The group further accuses Greenidge of “operating without a water withdrawal permit. The plant applied in 2015 for a permit to take up to 160 million gallons of water per day from (Seneca) Lake, but DEC has not yet issued the permit.”

“The plant’s failure to install any protections is of concern to us,” says Peter Gamba, adding, “Adult fish, young fish, fish eggs, and other aquatic organisms are being drawn into the plant and chopped up as they pass through the plant.” CPFL provided copies of the DEC report on fish mortality studies done in the mid-1970s, the mid- 1990s, and 2006-2007 to The Chronicle-Express to support the group’s claim.

“CPFL’s concern that high levels of fish mortality at the Greenidge plant may be negatively impacting fish in Seneca Lake is one of the key reasons we joined with the Sierra Club and the Coalition to Protect New York in bringing an Article 78 proceeding challenging DEC’s failure to conduct an adequate environmental review of the plant’s operations and are joining in the appeal of the court’s dismissal of our petition,” Gamba says.

However, regarding “Impacts on Plants and Animals,” the State Environmental Quality Review SEQR states, “The project will have no significant adverse impacts on plants or animals.”

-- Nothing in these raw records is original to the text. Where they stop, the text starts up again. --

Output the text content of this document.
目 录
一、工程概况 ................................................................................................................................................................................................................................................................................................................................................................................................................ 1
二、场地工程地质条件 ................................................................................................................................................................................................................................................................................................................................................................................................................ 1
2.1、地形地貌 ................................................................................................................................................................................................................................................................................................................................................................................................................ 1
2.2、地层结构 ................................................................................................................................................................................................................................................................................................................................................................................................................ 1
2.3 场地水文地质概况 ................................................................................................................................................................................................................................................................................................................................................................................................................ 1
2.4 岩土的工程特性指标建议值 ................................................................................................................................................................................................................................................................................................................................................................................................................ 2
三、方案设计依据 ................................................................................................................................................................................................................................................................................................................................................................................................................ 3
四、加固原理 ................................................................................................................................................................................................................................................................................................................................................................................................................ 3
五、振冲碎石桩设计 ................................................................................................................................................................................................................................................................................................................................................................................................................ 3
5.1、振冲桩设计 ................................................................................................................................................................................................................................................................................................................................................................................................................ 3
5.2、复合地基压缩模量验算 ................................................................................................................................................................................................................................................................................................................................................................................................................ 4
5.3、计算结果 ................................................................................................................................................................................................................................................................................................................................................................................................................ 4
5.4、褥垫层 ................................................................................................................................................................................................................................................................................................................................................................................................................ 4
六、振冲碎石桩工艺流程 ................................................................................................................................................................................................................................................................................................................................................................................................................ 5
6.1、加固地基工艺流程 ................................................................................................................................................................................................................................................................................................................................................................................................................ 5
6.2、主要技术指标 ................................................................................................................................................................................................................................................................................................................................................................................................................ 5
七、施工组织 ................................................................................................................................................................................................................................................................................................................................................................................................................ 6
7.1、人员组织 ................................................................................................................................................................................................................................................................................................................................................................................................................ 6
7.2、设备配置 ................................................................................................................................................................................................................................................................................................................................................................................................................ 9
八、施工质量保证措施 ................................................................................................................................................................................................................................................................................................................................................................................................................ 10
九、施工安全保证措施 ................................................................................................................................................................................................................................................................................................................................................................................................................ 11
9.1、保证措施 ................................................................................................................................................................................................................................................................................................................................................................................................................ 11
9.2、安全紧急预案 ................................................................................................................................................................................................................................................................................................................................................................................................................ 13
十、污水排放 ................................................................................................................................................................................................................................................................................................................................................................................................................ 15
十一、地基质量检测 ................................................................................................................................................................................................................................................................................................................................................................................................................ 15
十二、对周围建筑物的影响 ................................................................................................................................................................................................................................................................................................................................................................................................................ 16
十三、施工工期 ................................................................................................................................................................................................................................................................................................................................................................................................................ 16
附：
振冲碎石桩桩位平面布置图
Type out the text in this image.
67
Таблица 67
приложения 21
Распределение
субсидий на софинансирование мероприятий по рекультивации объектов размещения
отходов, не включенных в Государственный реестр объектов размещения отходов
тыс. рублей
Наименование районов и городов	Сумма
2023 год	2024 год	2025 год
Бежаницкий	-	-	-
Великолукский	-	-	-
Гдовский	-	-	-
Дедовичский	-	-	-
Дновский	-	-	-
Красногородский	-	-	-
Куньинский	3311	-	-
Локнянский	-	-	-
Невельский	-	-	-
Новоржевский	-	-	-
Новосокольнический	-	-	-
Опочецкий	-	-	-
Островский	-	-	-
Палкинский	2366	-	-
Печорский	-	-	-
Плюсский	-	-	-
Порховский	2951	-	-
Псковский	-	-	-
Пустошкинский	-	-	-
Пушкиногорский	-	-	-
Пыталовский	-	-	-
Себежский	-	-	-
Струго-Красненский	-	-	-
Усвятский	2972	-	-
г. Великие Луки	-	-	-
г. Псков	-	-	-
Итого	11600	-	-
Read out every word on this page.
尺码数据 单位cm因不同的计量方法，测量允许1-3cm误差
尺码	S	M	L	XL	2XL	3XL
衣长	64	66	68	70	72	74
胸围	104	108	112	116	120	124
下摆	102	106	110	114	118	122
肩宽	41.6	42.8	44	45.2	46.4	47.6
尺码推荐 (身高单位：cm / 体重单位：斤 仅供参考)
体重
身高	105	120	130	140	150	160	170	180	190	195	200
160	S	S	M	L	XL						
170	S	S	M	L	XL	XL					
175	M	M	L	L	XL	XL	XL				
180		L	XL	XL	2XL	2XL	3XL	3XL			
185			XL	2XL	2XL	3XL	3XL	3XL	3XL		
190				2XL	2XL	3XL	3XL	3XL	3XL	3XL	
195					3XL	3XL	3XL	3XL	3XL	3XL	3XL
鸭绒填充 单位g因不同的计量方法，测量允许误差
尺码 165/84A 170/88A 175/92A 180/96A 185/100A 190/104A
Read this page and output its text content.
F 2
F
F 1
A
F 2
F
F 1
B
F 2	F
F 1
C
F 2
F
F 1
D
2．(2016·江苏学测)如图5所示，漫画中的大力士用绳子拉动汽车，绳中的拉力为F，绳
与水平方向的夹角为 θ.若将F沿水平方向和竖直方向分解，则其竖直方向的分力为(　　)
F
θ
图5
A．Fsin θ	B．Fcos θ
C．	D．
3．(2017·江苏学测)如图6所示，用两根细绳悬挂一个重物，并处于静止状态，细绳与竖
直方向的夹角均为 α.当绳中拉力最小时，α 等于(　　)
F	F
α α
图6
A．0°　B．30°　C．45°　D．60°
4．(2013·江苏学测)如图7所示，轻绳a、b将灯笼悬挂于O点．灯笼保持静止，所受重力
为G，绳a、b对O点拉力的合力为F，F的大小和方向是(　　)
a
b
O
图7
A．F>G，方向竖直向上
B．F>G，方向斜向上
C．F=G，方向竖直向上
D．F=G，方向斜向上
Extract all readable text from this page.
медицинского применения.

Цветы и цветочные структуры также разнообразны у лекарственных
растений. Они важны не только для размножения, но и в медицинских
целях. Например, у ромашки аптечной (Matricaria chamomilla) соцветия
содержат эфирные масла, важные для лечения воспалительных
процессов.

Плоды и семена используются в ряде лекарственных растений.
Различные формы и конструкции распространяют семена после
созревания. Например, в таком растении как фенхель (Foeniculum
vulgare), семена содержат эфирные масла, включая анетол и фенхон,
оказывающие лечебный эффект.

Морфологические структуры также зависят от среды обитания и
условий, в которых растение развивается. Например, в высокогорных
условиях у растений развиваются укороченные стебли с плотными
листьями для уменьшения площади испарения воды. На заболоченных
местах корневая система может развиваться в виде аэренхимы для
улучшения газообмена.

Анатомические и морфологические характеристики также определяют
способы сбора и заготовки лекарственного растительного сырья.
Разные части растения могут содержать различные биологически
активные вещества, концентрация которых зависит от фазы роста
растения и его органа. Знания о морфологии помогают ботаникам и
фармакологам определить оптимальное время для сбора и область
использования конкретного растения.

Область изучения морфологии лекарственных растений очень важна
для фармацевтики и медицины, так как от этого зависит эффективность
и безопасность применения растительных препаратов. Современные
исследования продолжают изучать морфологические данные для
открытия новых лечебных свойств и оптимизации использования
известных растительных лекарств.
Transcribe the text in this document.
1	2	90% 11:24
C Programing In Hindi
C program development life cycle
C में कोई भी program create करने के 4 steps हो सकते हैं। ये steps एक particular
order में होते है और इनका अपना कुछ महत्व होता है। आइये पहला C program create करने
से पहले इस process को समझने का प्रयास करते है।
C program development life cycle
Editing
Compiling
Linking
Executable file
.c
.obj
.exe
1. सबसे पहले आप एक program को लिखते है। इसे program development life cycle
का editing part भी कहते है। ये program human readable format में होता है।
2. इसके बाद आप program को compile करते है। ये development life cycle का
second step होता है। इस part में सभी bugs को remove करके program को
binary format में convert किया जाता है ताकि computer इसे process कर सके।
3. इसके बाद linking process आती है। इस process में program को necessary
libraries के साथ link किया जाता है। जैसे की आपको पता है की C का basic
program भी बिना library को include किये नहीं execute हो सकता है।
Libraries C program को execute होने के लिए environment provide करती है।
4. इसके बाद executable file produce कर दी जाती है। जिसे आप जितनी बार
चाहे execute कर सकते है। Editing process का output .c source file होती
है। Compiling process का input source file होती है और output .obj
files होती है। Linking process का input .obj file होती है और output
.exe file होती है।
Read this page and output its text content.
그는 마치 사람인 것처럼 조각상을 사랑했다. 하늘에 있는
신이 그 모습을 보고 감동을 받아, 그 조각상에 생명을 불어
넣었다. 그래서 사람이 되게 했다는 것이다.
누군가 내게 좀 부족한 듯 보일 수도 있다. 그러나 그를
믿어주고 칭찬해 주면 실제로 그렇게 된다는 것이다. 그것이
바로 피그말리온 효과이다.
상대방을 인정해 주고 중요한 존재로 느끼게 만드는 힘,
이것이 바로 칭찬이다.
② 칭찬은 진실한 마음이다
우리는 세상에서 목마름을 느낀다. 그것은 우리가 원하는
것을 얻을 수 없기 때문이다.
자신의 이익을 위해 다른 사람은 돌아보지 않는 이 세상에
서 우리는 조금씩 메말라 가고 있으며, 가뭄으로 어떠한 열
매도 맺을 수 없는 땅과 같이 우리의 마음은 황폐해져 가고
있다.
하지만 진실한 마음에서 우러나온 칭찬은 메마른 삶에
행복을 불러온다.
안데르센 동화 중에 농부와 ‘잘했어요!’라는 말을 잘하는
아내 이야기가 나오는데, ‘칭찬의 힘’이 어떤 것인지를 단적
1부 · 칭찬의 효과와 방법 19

It also specifically stipulates installation of wedge-wire intake screens on the cooling water intake structure (CWIS) with a slot size of 0.5 s 1.0 mm, and the installation of variable speed cooling water circulation pumps.

The SEQR statement continues: “The Department has determined that this Best Technology Available (BTA) determination is consistent with applicable regulations. The facility will be required to implement the BTA technologies and achieve an 85 percent reduction in the entrainment of all fish life stages and a 95 percent reduction in impingement mortality of all fish life stages.”

DEC Public Participation Specialist Linda J. Vera explains, “The facility is currently operating under an existing State Pollutant Discharge Elimination System (SPDES) permit in effect under provisions of the State Administrative Procedures Act (SAPA). DEC has prepared a draft SPDES permit that, once issued, will require installation of screening equipment to reduce fish mortality. The draft permit was subject to a public review and comment period.

“The facility has submitted a timely and complete application for an initial water withdrawal permit, and is entitled to continue operation of the existing water withdrawal system until DEC renders a decision on the application. A decision on the initial water withdrawal permit application will be issued concurrent with the modified SPDES permit.”